内容検討も薄い10万円
- 2021年12月09日
各党の代表質問が終了しましたが、いままで長い間の安倍氏や菅氏の国会答弁、中でも代表質問の答弁は、相手を挑発し、時にはせせら笑うように上から目線での答弁が中心でしたから、穏やかに答弁する岸田氏が新鮮に映りました。
そうは言っても、質問に含まれた野党の提案には決して妥協すること無く跳ね返すという手法は、きっちりと踏襲されているのも事実です。
その中にあって今回のアキレス腱は、18歳以下への10万円相当の給付金に関わるクーポン券の膨大な事務委託費の問題です。

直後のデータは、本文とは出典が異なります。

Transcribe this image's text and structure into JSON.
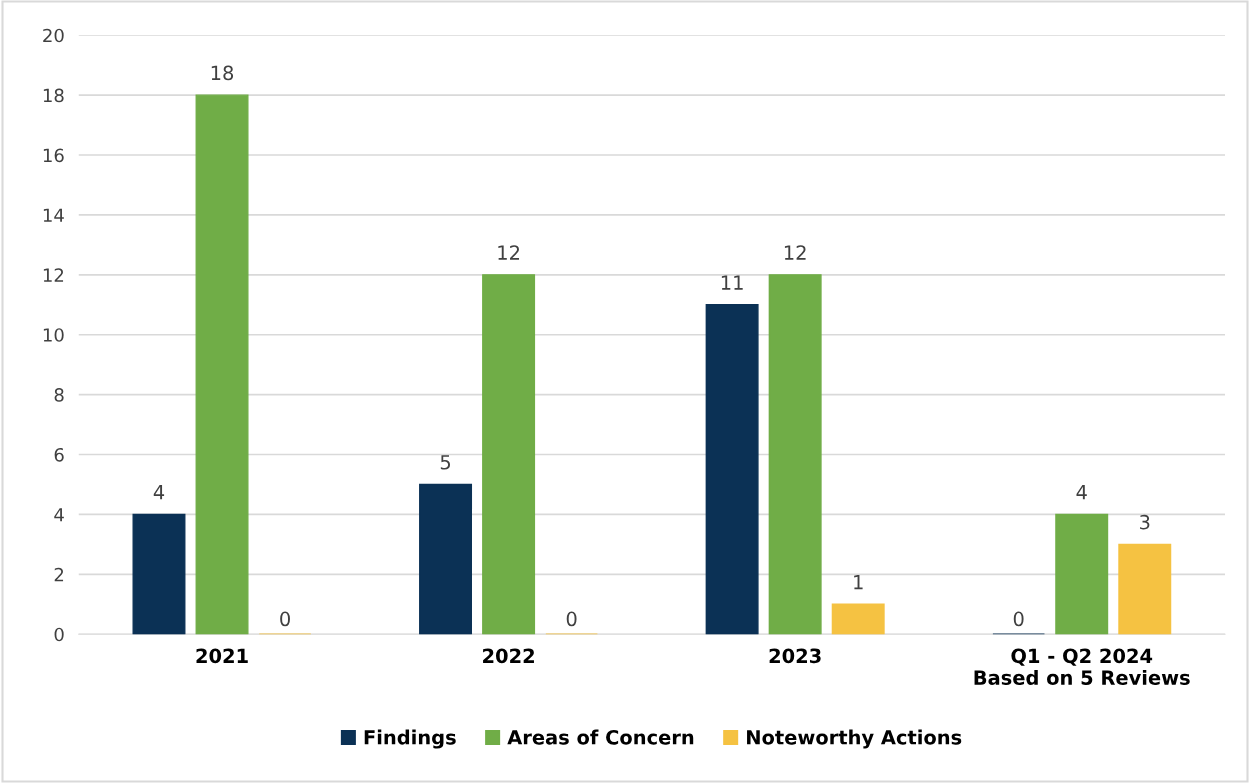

地方自治体の首長は5万円分をクーポン券にする事に批判的で、全て現金にして欲しいと言う声が多く、野党各党もその事を追求、岸田氏もついに「地域事情によって全て現金での支給も可能とする。」と柔軟に対処する答弁を行いました。
これがあの安倍氏や菅氏だったら、1歩も引かない答弁だっただろうと思います。
さて、問題は、この18歳以下への10万円支給ですが、当初は経済的困窮世帯への対策だったはずですが、支給対象を児童手当支給世帯としたことから方向性が変な方へ向き始めました。
児童手当の目的は「保護者に児童手当を支給することで、生活を安定させ、健やかに成長するのを支援する。」ことで、世帯収入960万円以下とは、世帯主他扶養家族3人の場合、つまり妻以外子どもが2人の場合の基準です。
支給手続きを安易にするために児童手当支給世帯としましたが、当初の困窮世帯の子ども達への支援という大義がすっかり薄れてしまいました。
本来ならば、これから年末年始を迎え、更に厳しい冬を越すために非正規労働者や、非課税手前の困窮者向けの政策であるべきではないでしょうか。
夫婦供稼ぎで1,800万円の年収があっても条件次第では支給対象となるという矛盾を包含した、まさしく内容を吟味しない愚策が実行されようとしています。